После громкого заявления о печах и сексуальных меньшинствах о. Иоанн Охлобыстин покинул «Евросеть» и направился в сторону BAON. Ксения Собчак и Антон Красовский прошли обратный путь, чтобы разобраться, что же стояло за словами заштатного священника
Это история погони, начавшейся с одной эсэмэски и закончившейся… читатель уж наверняка подумал – арестом, расстрелом, пытками, – но нет. Закончилось все эмэмэской. В сущности, вся современная Россия тоскливо, словно ломтик пошехонского сыра в вологодском чизбургере, затерлась между ничего не означающими словами, безнадежными обещаниями и попытками найти выход, который, как и у этого грустного бутерброда, один.
Впрочем, началось все с эсэмэски.
Красовский – Собчак: «Сейчас хорошо бы Охлобыстина сделать».
Ответ пришел только через неделю: «Не особо про Малиса говна. Договорились с ним на вью. Охлобыстина дожимаю».
Для тех, кто живет на облаке, напомним в общих чертах предысторию. 13 декабря в Новосибирске заштатный клирик Русской православной церкви иерей Иоанн Охлобыстин призвал жечь в печах лиц нетрадиционной ориентации (так называемых содомитов).
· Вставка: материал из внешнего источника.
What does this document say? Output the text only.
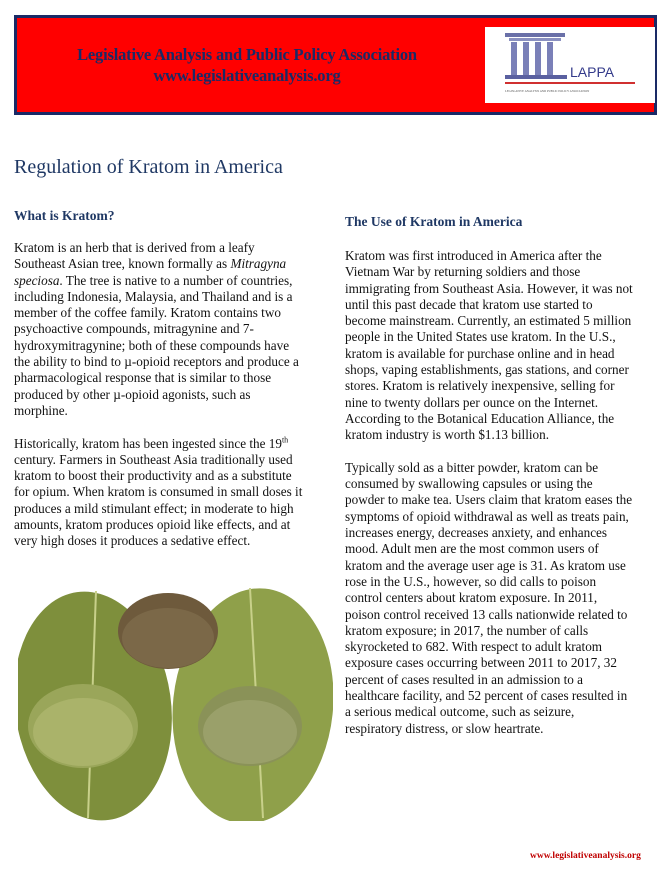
Legislative Analysis and Public Policy Association
www.legislativeanalysis.org	LAPPA
LEGISLATIVE ANALYSIS AND PUBLIC POLICY ASSOCIATION
Regulation of Kratom in America
What is Kratom?
Kratom is an herb that is derived from a leafy
Southeast Asian tree, known formally as Mitragyna
speciosa. The tree is native to a number of countries,
including Indonesia, Malaysia, and Thailand and is a
member of the coffee family. Kratom contains two
psychoactive compounds, mitragynine and 7-
hydroxymitragynine; both of these compounds have
the ability to bind to µ-opioid receptors and produce a
pharmacological response that is similar to those
produced by other µ-opioid agonists, such as
morphine.
Historically, kratom has been ingested since the 19th
century. Farmers in Southeast Asia traditionally used
kratom to boost their productivity and as a substitute
for opium. When kratom is consumed in small doses it
produces a mild stimulant effect; in moderate to high
amounts, kratom produces opioid like effects, and at
very high doses it produces a sedative effect.
The Use of Kratom in America
Kratom was first introduced in America after the
Vietnam War by returning soldiers and those
immigrating from Southeast Asia. However, it was not
until this past decade that kratom use started to
become mainstream. Currently, an estimated 5 million
people in the United States use kratom. In the U.S.,
kratom is available for purchase online and in head
shops, vaping establishments, gas stations, and corner
stores. Kratom is relatively inexpensive, selling for
nine to twenty dollars per ounce on the Internet.
According to the Botanical Education Alliance, the
kratom industry is worth $1.13 billion.
Typically sold as a bitter powder, kratom can be
consumed by swallowing capsules or using the
powder to make tea. Users claim that kratom eases the
symptoms of opioid withdrawal as well as treats pain,
increases energy, decreases anxiety, and enhances
mood. Adult men are the most common users of
kratom and the average user age is 31. As kratom use
rose in the U.S., however, so did calls to poison
control centers about kratom exposure. In 2011,
poison control received 13 calls nationwide related to
kratom exposure; in 2017, the number of calls
skyrocketed to 682. With respect to adult kratom
exposure cases occurring between 2011 to 2017, 32
percent of cases resulted in an admission to a
healthcare facility, and 52 percent of cases resulted in
a serious medical outcome, such as seizure,
respiratory distress, or slow heartrate.
www.legislativeanalysis.org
Через несколько дней о. Иоанн лишился работы в компании «Евросеть», возглавляемой Александром Малисом. А в начале января заключил контракт с компанией Baon (возглавляемой Ильей Ярошенко), избравшей его в качестве своего рекламного «лица».
С фигурантами скандальной истории авторы статьи и намеревались побеседовать. Предполагалось, что наши встречи сложатся в своего рода роман-путешествие по России – пусть даже строго в пределах МКАД – наподобие «Мертвых душ», где на горизонте, как путеводная звезда, будет маячить загадочная фигура Ивана Ивановича Охлобыстина во всем ее нелепом величии.
Спустя неделю концессионеры встретились на двенадцатом этаже гостиницы Ritz-Carlton.
Глава первая. Бар отеля Ritz-Carlton, Тверская, 3
На террасу то и дело прорываются промерзшие туристы в ментовских ушанках с кокардами, чтобы сняться на фоне кремлевских звезд, тонущих, словно в ряженке, в рыжем январском смоге. Красовский сонно ковыряется в роллах, Собчак, допивая чай, теребит свой малахитовый айфон.
– Доброе утро, а с Иван Иванычем можно поговорить? Нет? А когда бы мне перезвонить? Нет? Да?
Вешает трубку.
– Сука. Ну ладно.
Красовский: Понимаешь, – мечтательно вглядывается в окна Сенатского корпуса Кремля, – ведь мое участие во всем этом репортаже не совсем тактично. Я в некотором смысле заинтересованный участник вакханалии, а не журналист.
Собчак: Так именно этим ты привлек мой близорукий взгляд. Я всегда тебе говорила: ты единственный в нашей стране потенциальный Харви Милк.
Красовский: Ну вот я бы предпочел работать журналистом, а не Харви Милком! Мне ведь совершенно неинтересно тут бороться с Иваном Ивановичем. Мне интересно, что с ним, здоров ли? Еще мне интересно, в какой момент Малис принял решение, что все-таки хватит, да. Или это решение вообще принял не он.
Собчак: С Малисом вообще все сложно. Он правоверный еврей и для него гомосексуализм – грех против Бога. Да и с тобой самим-то мне не все ясно. Ты же вроде верующий, православный – как в тебе уживается религиозность и гомосексуальность?
Красовский: Ох, довольно сложно уживается. Мне, конечно, грустно иногда без русской литургии, но я все время напоминаю себе, что Христос по поводу педиков ничего не говорил. Его педики вообще не очень интересовали. Он обращал внимание на врунов, воров, лицемеров. Собственно, на тех, кто сейчас в нашей стране гомиков. Ну, то есть я убежден, что не я, а Иван Иваныч скорее бы привлек строгое внимание Христа.